WHAT'S THE STORY
DOVE Tales, a Scottish charity formed by author and journalist Jean Rafferty, is holding an event today focusing on how war affects lives, entitled The Human Cost of War. The event is part of the Celtic Connections programme and is taking place at 4.30pm in the City of Music studio at Glasgow’s Royal Concert Hall.
Described as a “conversation”, chair Rafferty is hosting a selection of writers and journalists to discuss the impact of military conflict on society, believing that war has as severe an effect on those who “inflict” it as on those who are victims of it. Admission costs £5 and includes live music as well as a picture exhibition.
Driven by shared humanitarian values, the charity says its members are “joining together to try and bridge the gaps between people and to ask hard questions of those in our society who try to make money from other people's misery”.
WHO'S INVOLVED IN THE EVENT
PANEL guests include The Herald and Sunday Herald foreign affairs editor David Pratt plus Mary Smith, an author and poet who worked in Pakistan and Afghanistan for 10 years where she established a mother-and-child care programme providing skills and knowledge to women. Also joining the talk is Billy Briggs, director of the online investigative newspaper The Ferret. His experience reporting from conflict zones includes staying with al-Qassam fighters in Gaza and meeting female Kurdish rebels in the mountains of Iraq.

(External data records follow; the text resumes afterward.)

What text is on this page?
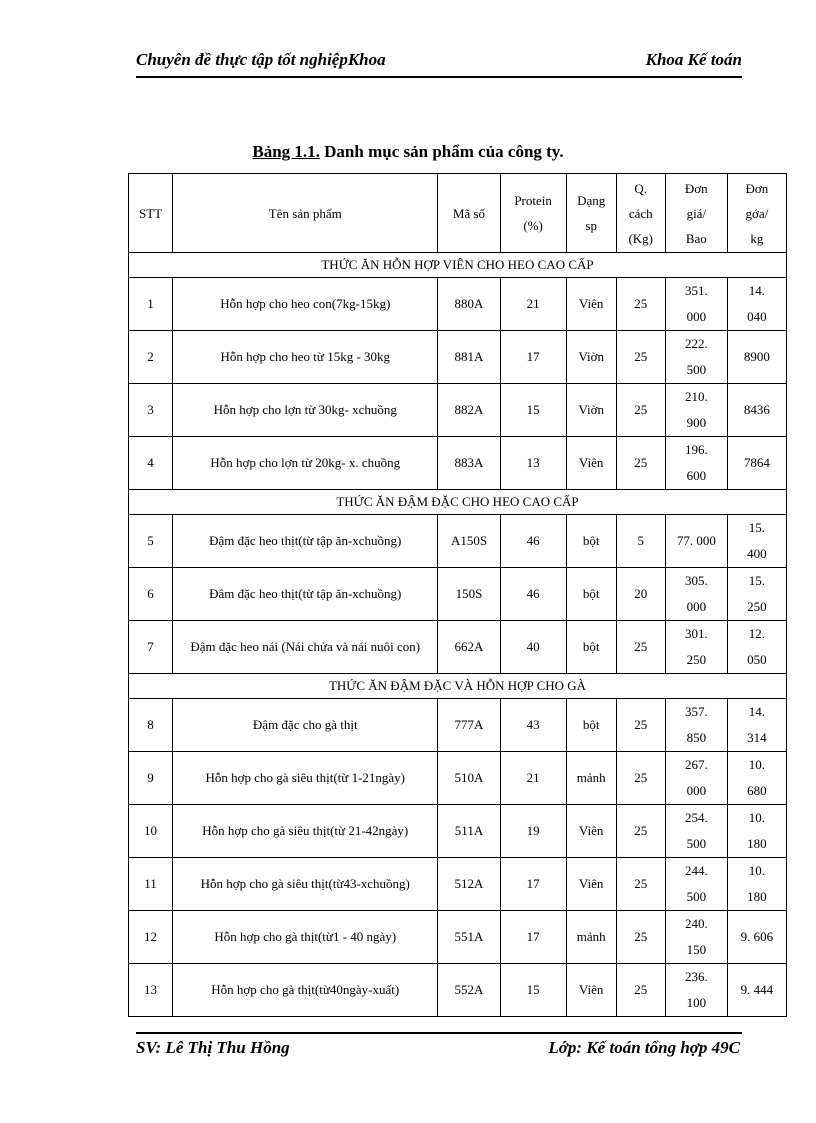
Chuyên đề thực tập tốt nghiệpKhoa	Khoa Kế toán
Bảng 1.1. Danh mục sản phẩm của công ty.
STT	Tên sản phẩm	Mã số	Protein
(%)	Dạng
sp	Q.
cách
(Kg)	Đơn
giá/
Bao	Đơn
gớa/
kg

THỨC ĂN HỖN HỢP VIÊN CHO HEO CAO CẤP							
1	Hỗn hợp cho heo con(7kg-15kg)	880A	21	Viên	25	351.
000	14.
040

2	Hỗn hợp cho heo từ 15kg - 30kg	881A	17	Viờn	25	222.
500	8900

3	Hỗn hợp cho lợn từ 30kg- xchuồng	882A	15	Viờn	25	210.
900	8436

4	Hỗn hợp cho lợn từ 20kg- x. chuồng	883A	13	Viên	25	196.
600	7864

THỨC ĂN ĐẬM ĐẶC CHO HEO CAO CẤP							
5	Đậm đặc heo thịt(từ tập ăn-xchuồng)	A150S	46	bột	5	77. 000	15.
400

6	Đâm đặc heo thịt(từ tập ăn-xchuồng)	150S	46	bột	20	305.
000	15.
250

7	Đậm đặc heo nái (Nái chửa và nái nuôi con)	662A	40	bột	25	301.
250	12.
050

THỨC ĂN ĐẬM ĐẶC VÀ HỖN HỢP CHO GÀ							
8	Đậm đặc cho gà thịt	777A	43	bột	25	357.
850	14.
314

9	Hỗn hợp cho gà siêu thịt(từ 1-21ngày)	510A	21	mảnh	25	267.
000	10.
680

10	Hỗn hợp cho gà siêu thịt(từ 21-42ngày)	511A	19	Viên	25	254.
500	10.
180

11	Hỗn hợp cho gà siêu thịt(từ43-xchuồng)	512A	17	Viên	25	244.
500	10.
180

12	Hỗn hợp cho gà thịt(từ1 - 40 ngày)	551A	17	mảnh	25	240.
150	9. 606

13	Hỗn hợp cho gà thịt(từ40ngày-xuất)	552A	15	Viên	25	236.
100	9. 444
SV: Lê Thị Thu Hồng	Lớp: Kế toán tổng hợp 49C
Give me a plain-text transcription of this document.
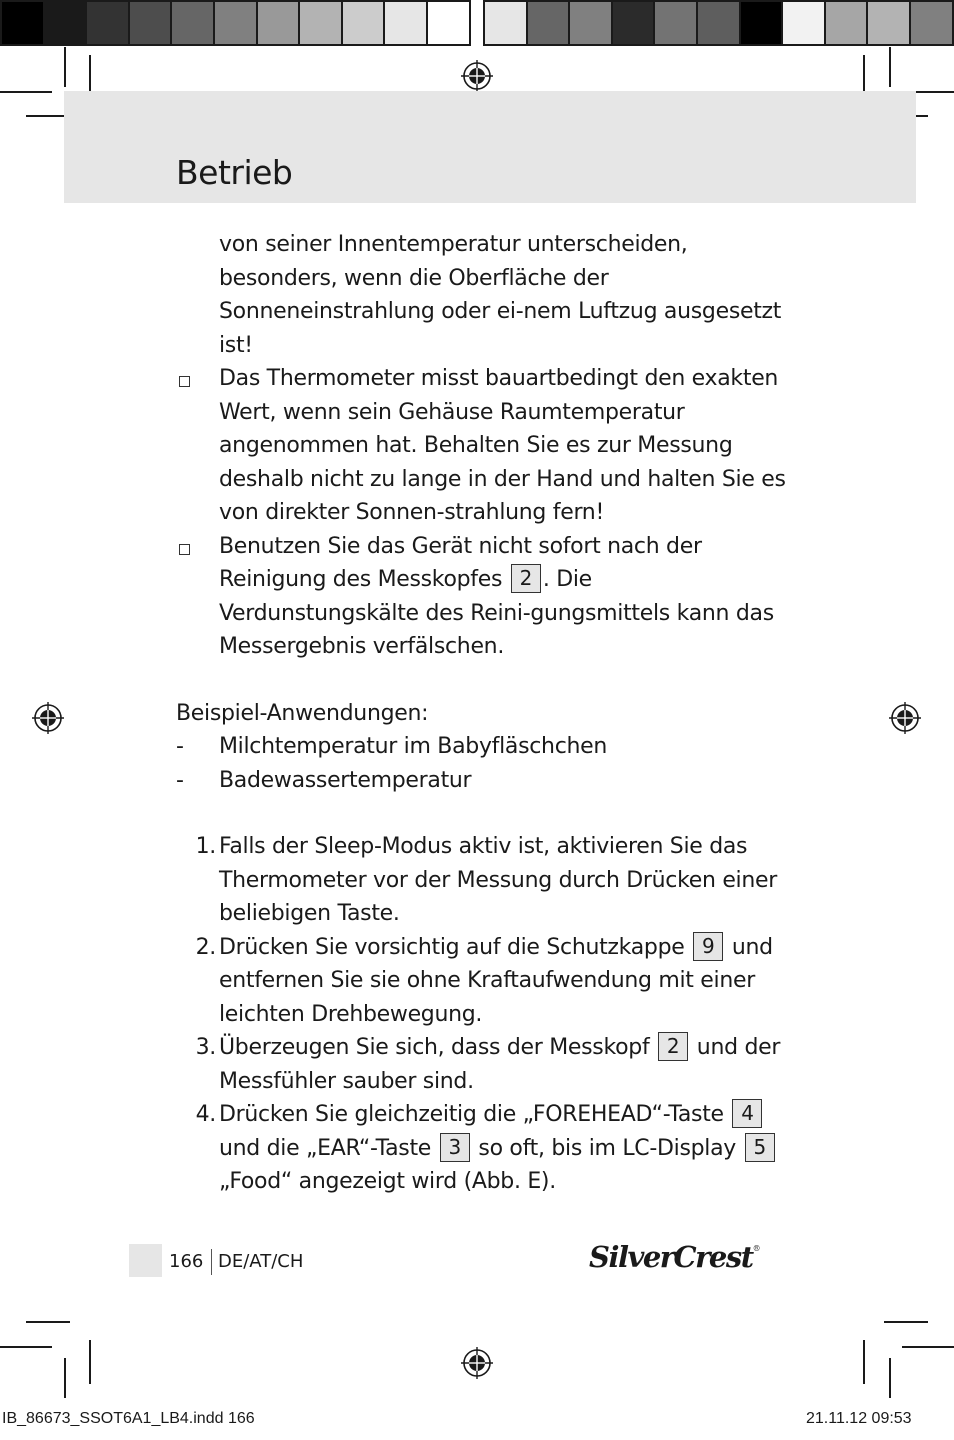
Betrieb
von seiner Innentemperatur unterscheiden, besonders, wenn die Oberfläche der Sonneneinstrahlung oder ei-nem Luftzug ausgesetzt ist!
Das Thermometer misst bauartbedingt den exakten Wert, wenn sein Gehäuse Raumtemperatur angenommen hat. Behalten Sie es zur Messung deshalb nicht zu lange in der Hand und halten Sie es von direkter Sonnen-strahlung fern!
Benutzen Sie das Gerät nicht sofort nach der Reinigung des Messkopfes 2 . Die Verdunstungskälte des Reini-gungsmittels kann das Messergebnis verfälschen.
Beispiel-Anwendungen:
-	Milchtemperatur im Babyfläschchen
-	Badewassertemperatur
1. Falls der Sleep-Modus aktiv ist, aktivieren Sie das Thermometer vor der Messung durch Drücken einer beliebigen Taste.
2. Drücken Sie vorsichtig auf die Schutzkappe 9 und entfernen Sie sie ohne Kraftaufwendung mit einer leichten Drehbewegung.
3. Überzeugen Sie sich, dass der Messkopf 2 und der Messfühler sauber sind.
4. Drücken Sie gleichzeitig die „FOREHEAD“-Taste 4 und die „EAR“-Taste 3 so oft, bis im LC-Display 5 „Food“ angezeigt wird (Abb. E).
166 DE/AT/CH	SilverCrest®
IB_86673_SSOT6A1_LB4.indd 166	21.11.12 09:53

A short music set comes from piano and fiddle duo Charlie Grey and Joseph Peach. Meanwhile, attendees have access to a series of photographs shot by Pratt and photojournalist Angela Catlin, as well as stills from poet and photographer Ray Evans.
Rafferty said: “Dove Tales tries to use the arts to raise consciousness about war so we like to have music and images at our events as well as words.”
WHAT IS THE CHARITY'S MISSION?
FORMED in 2017 in response to an increasing sense of global unrest and social upheaval, Dove Tales uses the arts to call into question militaristic culture and to oppose the arms trade. Also identifying as the Association of Scottish Artists for Peace, the charity aims to promote awareness of the realities of war through poetry, prose, music, images, movement and food – “all the beautiful things in life that we share and that bring people together”.
The organisation, which is staunchly opposed to nuclear weapons, cites examples of the detrimental effect conflict has. These include the fact that “four countries in the world face famine” because of war, that there are 20 million refugees “either on the move or in settlement camps” and that “the gaps between those who have and have not, those who believe and who don't, have become wider than ever”.
The charity’s goal, ultimately, is to encourage cultural exchange in order to increase understanding of war and, in turn, reduce incidences of it.
Also ardent proponents of freedom of expression, the peace-seekers believe that states seeking to censor and repress this are violating the human rights of their citizens.
Dove Tales pledges that “the only weapons we use will be … art in all its forms; that we bring love, not hate; that the only war we will fight is for peace”. Some members contribute poetry to the charity blog which touches on issues such as nuclear threat and the plight of refugees crossing the Mediterranean.
The group of creatives will release an anthology of poetry and prose on the subject of war next month.